Regression analysis and prediction of monthly wind and solar power generation in China
Xueping Du, Zhikai Lang, Menglin Liu, Jiangtao Wu
Abstract
The development of clean energy power generation is imperative to improve the energy structure, protect the ecological environment and realize sustainable socio-economic advancements. The accurate prediction of monthly electricity generation from wind and solar power is essential for clean energy systems and power grids. This study aims to explore a novel combined forecasting model to offer theoretical references and data support for analyzing seasonal peaking and supply/demand balance in the power system. Multiple regression equations are established employing the monthly production data of industrial products in China as independent variables, and the corresponding monthly clean energy power generation as the dependent variable. Meanwhile, the monthly average temperature is incorporated as a correlating factor subsequent to grey correlation degree analysis. Furthermore, the monthly fluctuation pattern of China's clean energy power generation is subjected to quantitative analysis.

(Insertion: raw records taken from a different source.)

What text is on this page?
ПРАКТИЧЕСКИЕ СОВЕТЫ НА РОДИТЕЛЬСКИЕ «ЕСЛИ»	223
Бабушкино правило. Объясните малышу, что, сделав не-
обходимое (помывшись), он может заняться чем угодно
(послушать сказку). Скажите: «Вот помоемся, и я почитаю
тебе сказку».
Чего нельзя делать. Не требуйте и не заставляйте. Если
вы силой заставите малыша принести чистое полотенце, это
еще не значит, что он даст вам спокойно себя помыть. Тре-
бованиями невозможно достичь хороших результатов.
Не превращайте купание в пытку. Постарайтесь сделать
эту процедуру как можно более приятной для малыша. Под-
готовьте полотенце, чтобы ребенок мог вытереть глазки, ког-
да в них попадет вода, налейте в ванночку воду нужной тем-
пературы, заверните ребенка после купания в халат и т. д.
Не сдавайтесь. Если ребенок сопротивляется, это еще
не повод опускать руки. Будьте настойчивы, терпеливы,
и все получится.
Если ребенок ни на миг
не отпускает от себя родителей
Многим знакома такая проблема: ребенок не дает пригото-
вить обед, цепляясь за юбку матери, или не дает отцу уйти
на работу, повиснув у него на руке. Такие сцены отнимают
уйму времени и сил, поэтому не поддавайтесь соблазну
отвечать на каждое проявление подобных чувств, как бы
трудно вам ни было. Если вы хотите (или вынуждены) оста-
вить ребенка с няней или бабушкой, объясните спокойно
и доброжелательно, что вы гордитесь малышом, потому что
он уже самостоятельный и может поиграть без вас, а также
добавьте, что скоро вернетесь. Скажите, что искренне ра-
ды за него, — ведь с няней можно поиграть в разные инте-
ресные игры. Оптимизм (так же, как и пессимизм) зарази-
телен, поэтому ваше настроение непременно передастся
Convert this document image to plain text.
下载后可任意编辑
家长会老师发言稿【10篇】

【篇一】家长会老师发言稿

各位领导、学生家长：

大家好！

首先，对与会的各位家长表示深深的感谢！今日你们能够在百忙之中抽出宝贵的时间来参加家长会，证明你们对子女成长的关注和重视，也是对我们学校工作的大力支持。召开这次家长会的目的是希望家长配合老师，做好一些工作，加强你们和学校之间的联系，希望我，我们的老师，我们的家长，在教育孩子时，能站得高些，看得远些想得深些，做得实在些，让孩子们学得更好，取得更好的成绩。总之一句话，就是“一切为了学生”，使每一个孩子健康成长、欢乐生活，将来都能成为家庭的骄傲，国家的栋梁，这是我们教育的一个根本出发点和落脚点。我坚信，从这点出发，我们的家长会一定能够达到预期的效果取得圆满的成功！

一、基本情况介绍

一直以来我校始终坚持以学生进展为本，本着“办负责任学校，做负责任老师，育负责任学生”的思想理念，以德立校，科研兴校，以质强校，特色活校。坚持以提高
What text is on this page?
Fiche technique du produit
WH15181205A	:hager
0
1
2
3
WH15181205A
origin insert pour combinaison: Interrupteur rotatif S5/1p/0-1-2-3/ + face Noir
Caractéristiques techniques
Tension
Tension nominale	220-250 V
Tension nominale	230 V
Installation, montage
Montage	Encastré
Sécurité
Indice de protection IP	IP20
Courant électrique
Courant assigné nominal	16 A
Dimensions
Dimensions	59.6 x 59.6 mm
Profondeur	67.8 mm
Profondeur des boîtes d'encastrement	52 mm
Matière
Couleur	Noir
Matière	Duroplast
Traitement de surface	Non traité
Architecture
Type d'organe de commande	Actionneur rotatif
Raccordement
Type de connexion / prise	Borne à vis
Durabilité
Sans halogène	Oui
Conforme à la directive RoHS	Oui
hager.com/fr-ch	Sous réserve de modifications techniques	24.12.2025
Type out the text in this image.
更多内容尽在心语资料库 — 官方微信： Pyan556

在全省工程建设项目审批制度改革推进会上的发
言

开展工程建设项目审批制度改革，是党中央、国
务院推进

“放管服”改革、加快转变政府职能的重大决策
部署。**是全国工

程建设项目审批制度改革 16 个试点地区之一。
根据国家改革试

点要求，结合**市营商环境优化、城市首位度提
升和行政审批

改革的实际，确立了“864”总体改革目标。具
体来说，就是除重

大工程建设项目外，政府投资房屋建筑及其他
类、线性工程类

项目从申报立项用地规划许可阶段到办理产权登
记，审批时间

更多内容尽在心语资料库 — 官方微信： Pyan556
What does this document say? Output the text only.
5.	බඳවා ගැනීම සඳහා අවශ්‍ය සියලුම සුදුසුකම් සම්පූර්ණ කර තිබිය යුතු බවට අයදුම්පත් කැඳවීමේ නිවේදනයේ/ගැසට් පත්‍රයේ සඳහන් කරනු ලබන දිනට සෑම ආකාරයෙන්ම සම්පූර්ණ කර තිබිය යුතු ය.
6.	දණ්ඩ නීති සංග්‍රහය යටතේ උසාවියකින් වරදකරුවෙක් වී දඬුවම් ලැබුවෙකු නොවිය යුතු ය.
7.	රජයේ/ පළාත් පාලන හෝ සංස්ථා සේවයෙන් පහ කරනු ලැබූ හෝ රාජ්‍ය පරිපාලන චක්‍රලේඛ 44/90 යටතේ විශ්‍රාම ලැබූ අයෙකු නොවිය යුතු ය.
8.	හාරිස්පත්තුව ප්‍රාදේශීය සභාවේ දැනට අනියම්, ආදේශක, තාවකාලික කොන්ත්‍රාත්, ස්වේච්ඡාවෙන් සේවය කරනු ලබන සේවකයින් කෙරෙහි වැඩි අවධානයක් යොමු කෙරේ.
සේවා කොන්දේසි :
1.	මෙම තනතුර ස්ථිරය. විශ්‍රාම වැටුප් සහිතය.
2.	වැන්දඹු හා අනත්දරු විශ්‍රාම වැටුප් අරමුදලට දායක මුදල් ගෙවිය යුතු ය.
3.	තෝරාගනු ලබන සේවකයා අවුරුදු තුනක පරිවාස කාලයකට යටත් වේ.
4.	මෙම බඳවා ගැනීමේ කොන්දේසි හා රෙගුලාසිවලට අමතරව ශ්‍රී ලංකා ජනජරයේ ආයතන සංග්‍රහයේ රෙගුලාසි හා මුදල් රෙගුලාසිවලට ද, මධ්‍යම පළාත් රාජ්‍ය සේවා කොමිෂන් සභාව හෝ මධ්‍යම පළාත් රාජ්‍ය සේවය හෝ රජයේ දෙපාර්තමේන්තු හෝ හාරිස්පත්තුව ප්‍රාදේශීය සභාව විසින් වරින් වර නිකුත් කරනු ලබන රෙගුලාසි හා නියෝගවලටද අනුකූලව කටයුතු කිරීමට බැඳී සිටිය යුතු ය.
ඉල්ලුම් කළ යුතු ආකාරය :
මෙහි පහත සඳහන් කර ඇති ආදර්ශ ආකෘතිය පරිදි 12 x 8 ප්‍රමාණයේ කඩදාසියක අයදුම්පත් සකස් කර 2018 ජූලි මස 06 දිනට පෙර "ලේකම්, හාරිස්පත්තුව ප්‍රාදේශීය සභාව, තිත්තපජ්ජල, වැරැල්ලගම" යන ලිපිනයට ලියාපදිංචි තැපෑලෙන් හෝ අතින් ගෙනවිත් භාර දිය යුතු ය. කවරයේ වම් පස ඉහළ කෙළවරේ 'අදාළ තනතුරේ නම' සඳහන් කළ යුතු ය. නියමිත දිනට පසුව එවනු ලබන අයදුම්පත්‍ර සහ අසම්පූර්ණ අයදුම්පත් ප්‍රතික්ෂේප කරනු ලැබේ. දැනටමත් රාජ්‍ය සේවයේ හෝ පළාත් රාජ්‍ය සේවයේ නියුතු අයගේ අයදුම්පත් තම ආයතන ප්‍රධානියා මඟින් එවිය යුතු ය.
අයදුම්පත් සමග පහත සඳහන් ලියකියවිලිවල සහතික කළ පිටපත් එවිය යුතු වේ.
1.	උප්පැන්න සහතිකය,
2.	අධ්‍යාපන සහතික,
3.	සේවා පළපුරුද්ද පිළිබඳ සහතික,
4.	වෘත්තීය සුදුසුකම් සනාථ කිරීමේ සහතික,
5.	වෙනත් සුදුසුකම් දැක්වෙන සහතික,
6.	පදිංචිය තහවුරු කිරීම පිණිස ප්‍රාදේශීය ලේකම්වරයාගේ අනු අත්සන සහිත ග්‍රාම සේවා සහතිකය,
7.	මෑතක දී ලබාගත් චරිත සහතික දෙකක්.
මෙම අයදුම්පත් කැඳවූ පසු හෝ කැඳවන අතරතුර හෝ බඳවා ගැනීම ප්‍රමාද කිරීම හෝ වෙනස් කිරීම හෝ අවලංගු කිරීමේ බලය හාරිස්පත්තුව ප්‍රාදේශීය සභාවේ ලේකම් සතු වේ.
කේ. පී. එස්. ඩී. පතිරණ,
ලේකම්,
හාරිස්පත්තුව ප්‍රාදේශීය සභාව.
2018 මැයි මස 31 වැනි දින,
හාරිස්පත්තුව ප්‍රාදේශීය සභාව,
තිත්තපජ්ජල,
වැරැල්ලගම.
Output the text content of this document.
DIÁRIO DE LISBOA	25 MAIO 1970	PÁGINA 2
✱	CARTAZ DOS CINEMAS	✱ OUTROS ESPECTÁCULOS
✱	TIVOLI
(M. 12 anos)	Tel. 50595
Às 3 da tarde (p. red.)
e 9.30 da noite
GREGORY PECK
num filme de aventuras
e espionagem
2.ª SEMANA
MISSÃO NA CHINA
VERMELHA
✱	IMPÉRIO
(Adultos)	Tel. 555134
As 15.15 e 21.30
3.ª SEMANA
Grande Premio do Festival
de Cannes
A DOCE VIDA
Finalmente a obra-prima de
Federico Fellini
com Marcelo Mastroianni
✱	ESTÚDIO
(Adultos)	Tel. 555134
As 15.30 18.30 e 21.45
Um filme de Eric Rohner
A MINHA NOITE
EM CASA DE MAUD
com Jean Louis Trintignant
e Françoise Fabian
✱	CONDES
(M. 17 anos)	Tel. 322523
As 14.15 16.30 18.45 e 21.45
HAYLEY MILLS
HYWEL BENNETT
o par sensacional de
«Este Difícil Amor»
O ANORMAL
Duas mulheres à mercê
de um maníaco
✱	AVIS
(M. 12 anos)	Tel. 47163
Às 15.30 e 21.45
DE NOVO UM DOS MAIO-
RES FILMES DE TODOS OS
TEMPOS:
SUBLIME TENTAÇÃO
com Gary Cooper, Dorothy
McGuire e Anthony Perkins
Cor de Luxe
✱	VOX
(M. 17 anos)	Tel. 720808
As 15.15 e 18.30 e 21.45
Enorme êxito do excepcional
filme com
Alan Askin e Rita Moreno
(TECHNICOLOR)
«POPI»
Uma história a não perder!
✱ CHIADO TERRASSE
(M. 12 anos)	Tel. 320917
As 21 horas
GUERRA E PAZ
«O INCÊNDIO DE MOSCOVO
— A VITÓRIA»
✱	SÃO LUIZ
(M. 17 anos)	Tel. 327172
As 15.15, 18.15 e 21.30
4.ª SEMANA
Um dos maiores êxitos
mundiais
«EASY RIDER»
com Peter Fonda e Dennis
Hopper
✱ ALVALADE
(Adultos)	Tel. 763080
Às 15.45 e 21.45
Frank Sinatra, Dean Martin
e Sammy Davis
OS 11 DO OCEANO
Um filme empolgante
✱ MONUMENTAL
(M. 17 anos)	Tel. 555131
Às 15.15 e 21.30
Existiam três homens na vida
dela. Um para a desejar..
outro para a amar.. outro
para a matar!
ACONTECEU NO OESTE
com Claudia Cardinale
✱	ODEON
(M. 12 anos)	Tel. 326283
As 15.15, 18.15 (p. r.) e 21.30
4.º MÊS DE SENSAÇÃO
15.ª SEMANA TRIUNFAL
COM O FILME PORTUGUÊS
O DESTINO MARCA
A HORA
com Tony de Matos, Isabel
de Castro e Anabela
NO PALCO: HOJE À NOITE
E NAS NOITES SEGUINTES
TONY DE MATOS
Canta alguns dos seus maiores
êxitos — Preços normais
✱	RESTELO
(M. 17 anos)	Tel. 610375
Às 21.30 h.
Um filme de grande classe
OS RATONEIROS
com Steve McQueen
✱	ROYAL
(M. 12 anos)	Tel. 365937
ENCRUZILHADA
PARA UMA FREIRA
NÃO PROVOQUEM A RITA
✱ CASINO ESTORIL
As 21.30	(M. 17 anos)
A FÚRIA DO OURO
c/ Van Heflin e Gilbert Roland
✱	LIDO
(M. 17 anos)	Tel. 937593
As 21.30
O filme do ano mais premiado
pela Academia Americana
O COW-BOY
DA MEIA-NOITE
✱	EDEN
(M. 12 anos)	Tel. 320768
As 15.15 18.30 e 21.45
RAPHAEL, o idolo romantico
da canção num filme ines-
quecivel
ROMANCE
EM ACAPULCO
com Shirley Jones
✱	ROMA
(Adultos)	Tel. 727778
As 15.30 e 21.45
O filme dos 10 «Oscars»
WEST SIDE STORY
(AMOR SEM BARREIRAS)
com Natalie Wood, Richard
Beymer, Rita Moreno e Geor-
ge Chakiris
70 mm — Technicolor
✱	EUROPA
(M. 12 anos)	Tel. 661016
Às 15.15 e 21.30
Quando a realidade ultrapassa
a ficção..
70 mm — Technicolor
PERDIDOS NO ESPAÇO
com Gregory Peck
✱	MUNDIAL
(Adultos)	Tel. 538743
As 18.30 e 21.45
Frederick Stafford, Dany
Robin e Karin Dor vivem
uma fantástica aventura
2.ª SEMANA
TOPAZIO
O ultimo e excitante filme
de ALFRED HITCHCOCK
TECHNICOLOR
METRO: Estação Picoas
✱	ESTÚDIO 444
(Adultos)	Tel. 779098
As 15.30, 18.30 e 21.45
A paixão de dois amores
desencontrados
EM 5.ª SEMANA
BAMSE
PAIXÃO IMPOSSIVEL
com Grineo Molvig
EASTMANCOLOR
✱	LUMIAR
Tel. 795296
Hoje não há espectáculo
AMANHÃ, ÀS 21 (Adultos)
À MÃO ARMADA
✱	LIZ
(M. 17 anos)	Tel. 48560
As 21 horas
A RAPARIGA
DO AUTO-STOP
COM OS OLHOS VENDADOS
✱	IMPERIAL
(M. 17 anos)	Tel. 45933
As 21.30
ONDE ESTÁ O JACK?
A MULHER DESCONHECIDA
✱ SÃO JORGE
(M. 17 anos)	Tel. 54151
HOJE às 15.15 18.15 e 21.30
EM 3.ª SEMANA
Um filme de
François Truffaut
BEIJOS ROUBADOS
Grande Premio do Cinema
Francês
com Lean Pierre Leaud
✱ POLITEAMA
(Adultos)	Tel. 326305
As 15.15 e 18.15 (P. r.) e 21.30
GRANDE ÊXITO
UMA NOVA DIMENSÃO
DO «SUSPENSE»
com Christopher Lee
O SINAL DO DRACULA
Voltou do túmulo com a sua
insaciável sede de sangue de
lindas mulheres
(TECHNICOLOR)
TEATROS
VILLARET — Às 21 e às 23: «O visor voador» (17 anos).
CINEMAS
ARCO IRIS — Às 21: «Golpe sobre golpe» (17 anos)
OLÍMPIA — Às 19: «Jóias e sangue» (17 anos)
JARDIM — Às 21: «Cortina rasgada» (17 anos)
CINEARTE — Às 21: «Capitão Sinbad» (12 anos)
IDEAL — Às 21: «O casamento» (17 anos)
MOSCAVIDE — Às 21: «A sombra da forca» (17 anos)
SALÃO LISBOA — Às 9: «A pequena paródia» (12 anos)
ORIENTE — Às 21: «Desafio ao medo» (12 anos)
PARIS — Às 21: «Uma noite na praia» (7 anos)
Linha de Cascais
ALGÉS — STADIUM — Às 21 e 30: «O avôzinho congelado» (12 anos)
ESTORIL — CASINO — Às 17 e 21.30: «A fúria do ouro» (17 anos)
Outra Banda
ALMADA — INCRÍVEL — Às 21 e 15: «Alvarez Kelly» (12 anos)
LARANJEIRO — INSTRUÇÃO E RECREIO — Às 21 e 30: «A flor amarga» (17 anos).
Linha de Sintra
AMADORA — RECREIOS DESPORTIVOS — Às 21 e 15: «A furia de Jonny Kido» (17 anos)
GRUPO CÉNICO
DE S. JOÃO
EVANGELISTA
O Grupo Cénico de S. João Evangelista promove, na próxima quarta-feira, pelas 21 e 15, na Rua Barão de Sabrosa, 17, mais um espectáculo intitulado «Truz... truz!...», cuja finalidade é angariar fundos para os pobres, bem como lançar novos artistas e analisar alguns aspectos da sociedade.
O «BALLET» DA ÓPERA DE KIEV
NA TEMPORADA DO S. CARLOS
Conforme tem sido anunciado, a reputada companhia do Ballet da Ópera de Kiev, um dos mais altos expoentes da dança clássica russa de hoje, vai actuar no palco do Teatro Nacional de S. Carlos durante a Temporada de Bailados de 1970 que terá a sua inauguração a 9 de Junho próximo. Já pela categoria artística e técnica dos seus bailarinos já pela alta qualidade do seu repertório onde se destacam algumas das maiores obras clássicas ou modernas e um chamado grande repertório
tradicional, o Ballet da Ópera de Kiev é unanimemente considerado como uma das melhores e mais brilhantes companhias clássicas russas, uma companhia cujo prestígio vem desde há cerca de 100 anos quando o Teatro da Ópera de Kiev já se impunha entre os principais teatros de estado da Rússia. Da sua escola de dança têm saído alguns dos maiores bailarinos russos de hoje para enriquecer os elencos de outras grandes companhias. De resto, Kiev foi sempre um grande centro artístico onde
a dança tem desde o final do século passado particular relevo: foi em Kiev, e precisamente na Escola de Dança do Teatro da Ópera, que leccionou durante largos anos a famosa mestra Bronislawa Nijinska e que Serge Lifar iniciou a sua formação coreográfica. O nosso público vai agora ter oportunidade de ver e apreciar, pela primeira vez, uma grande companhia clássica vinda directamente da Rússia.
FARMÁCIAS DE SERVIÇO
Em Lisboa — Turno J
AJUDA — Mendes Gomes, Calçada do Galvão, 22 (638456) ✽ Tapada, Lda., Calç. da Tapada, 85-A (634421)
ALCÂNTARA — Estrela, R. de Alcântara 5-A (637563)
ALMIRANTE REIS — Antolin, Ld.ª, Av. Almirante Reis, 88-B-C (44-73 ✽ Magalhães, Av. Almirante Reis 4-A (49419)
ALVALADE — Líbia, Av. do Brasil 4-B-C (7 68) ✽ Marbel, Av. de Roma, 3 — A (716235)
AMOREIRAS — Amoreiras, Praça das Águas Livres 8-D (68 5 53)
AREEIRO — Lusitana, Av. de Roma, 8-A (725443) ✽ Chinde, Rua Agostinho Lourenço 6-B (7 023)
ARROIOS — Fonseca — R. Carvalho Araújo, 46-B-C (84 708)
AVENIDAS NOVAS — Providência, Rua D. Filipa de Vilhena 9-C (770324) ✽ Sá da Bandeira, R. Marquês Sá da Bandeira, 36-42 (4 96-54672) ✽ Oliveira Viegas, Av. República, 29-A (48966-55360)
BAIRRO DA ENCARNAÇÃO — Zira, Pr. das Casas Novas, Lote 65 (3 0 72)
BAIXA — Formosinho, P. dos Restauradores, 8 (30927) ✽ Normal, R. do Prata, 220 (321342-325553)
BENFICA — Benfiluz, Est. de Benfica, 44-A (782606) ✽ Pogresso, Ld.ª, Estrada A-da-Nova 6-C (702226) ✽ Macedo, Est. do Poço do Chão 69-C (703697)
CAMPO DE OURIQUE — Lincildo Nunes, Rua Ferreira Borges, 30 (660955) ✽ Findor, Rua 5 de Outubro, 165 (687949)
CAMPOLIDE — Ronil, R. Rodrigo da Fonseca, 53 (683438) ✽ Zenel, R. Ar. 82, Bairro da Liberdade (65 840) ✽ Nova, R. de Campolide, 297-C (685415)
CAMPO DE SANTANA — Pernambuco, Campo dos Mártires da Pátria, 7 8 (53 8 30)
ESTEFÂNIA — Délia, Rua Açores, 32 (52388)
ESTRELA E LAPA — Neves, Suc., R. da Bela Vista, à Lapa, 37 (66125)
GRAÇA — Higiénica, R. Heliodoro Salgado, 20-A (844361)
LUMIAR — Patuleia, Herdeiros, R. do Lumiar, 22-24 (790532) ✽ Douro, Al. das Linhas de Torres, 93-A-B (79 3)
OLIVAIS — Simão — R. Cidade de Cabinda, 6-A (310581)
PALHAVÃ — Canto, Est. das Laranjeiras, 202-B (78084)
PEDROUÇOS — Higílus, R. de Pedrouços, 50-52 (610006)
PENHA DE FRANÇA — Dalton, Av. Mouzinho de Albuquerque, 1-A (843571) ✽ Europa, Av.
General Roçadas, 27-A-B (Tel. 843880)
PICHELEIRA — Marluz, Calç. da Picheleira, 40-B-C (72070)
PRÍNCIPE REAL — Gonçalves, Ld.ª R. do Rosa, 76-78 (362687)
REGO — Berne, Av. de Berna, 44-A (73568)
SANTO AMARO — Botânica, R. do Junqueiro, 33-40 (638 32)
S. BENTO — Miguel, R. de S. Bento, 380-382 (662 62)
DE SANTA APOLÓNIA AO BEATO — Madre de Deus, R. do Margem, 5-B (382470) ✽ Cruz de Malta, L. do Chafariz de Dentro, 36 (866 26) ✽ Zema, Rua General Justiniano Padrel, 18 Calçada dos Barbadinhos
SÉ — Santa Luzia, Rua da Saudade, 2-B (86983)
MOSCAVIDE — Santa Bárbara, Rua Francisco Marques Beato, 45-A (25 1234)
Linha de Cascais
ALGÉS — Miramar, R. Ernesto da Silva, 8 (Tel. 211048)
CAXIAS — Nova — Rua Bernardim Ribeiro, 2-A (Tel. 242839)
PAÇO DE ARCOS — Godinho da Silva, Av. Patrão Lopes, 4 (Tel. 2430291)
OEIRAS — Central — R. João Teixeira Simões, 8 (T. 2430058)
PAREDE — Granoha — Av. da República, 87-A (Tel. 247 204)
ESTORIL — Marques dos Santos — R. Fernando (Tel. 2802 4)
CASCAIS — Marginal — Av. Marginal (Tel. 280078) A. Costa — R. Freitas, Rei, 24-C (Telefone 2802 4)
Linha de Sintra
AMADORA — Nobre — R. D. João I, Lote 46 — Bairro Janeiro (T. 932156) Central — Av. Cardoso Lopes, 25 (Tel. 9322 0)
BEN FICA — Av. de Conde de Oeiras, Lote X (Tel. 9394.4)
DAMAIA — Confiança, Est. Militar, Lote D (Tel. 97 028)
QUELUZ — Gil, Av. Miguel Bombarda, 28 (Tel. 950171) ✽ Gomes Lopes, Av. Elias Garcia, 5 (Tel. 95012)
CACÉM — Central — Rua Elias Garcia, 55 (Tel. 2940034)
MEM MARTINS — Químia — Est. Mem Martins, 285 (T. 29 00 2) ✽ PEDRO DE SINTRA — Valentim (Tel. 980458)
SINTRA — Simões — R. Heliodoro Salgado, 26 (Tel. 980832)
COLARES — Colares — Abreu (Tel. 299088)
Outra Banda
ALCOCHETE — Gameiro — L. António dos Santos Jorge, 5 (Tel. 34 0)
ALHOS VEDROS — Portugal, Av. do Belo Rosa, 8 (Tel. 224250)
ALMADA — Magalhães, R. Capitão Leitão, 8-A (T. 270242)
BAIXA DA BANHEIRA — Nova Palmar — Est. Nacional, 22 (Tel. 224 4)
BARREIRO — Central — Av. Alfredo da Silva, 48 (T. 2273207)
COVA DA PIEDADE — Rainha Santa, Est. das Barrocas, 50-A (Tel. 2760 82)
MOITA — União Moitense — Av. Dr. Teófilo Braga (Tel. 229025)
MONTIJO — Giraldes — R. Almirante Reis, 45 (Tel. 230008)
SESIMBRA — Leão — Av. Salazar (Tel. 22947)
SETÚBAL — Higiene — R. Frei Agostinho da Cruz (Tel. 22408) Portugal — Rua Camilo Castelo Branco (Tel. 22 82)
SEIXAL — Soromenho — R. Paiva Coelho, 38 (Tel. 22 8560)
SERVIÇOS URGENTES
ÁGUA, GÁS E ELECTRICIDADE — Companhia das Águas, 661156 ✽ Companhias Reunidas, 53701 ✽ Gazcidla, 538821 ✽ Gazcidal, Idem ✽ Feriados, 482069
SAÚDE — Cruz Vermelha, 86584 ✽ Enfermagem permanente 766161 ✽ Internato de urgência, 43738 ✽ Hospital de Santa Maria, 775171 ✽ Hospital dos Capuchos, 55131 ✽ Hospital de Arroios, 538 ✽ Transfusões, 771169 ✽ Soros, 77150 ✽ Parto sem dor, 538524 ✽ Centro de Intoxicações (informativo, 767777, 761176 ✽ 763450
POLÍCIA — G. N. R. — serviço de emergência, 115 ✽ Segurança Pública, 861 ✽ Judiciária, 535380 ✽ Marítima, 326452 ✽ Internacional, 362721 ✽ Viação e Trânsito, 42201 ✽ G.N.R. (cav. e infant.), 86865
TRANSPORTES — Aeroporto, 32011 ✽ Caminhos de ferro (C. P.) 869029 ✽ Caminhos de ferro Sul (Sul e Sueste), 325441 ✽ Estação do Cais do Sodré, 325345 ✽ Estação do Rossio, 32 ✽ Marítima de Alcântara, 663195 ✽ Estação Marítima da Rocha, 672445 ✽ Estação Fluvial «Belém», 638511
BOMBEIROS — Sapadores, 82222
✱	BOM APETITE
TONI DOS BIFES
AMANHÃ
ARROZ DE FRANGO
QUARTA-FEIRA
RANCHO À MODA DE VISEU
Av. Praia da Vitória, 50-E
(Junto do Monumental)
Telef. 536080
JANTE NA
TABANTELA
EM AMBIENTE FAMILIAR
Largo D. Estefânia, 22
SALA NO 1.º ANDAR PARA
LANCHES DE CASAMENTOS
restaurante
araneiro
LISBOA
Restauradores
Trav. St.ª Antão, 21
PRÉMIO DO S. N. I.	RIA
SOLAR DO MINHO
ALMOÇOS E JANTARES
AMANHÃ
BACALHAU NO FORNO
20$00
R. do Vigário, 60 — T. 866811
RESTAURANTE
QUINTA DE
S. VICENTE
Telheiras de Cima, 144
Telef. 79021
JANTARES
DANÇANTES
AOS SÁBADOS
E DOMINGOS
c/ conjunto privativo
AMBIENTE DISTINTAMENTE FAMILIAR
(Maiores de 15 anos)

This analysis determines the inhomogeneity coefficients and seasonal factors, which are crucial for addressing the short-term forecasting of monthly clean energy generation in China. Finally, the Surface Fitting-Seasonal Auto Regressive Integrated Moving Average (SF-SARIMA) model is established for China's monthly wind and solar power generation. The results indicate a significant correlation between the monthly production of ten non-ferrous metals and the monthly power generation from clean energy. The cumulative wind and solar power generation for the years 2025–26 is projected to be 1232.3 TW∙h and 450.9 TW∙h. The SF-SARIMA model is versatile and can be applied to both wind and solar power generation forecasts on a month-by-month basis, filling a gap in China's national medium- and long-term power planning for clean energy monthly load forecasting. It can also serve as a theoretical reference for long-term prediction of clean energy generation in other regions, as well as providing data insights for grid trading planning and stable operation.